Monday, 16 July 2018: 17:45
Oral Presentation
Saori KAMANO, National Institute of Population and Social Security Research, Japan
Yusuke KAMIYA, Kanto Gakuin University, Hachioji, Tokyo, Japan
Ikuko SUGIURA, Department of Sociological Studies, Wako University, Japan
Hiroyuki TANIGUCHI, Faculty of Law, Takaoka University of Law, Japan
In this paper, we will examine how official recognition of same-sex couples is related to individuals’ relationships with their family of origin.

In a previous study conducted in the late 2000s by the Rainbow Talk 2006 research team, we concluded that same-sex couples in Japan would intentionally try to maintain a cordial relationship with their kin, especially their parents and siblings, as a “safety net", since absolutely no legal rights or recognitions are given to same-sex couples (Sugiura, Kamano and Yanagihara, 2008).

In 2017 now, ten years after the previous study, more than a handful of municipal governments in Japan offer some form of official recognition of same-sex couples. Shibuya-ward in Tokyo was the first to do so, allowing same-sex couples to obtain a “same-sex partnership certificate”, based on an ordinance that took effect in November 2015. While this certificate does not give the couple any of the rights given to heterosexually married couples, the requirement of the submission of a notarized private contract means that the couple would formalize their relationship in the form of a pledge or an agreement.

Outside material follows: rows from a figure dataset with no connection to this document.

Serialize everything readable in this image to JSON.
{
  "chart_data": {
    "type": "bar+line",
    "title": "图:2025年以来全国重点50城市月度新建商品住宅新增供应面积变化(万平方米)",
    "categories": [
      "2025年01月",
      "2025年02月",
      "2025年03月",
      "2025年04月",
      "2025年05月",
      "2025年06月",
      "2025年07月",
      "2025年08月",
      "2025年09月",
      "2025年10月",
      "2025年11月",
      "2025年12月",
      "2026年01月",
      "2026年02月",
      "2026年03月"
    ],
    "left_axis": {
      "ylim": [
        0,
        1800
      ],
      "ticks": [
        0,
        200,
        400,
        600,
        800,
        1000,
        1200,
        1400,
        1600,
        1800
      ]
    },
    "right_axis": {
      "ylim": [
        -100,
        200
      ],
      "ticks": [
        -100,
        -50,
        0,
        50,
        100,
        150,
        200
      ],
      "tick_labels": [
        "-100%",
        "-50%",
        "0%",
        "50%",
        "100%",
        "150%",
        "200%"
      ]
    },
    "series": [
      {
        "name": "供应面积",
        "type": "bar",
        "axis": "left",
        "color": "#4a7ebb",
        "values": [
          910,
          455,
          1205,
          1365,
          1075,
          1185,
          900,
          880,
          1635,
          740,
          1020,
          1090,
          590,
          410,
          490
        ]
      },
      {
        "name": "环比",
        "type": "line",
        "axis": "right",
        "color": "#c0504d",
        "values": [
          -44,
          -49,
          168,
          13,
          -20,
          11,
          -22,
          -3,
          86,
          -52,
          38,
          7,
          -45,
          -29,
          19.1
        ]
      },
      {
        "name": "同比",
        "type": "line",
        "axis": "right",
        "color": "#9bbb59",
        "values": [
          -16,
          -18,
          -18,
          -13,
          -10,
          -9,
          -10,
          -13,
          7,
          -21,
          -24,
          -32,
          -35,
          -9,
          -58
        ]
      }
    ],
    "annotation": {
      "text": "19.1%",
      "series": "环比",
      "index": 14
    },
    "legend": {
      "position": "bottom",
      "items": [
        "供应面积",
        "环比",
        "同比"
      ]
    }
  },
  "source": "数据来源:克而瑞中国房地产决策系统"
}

Based on face-to-face interviews of 16 individuals in a same-sex couple relationship conducted in July-August 2017, we examine how the individuals view the certificate offered by Shibuya-ward, factors motivating the couples to obtain the certificate, and the effects it has on their lives. We will also extract ideas of marriage and families that emerge from the interviews. Preliminarily, we found that for some individuals, being accepted by their family of origin is important before they move toward obtaining the certificate, and that such a certificate is meaningful only when their relationship is celebrated by their family members. Our findings would provide additional insights to the idea of the “families we choose” (Weston, 1991).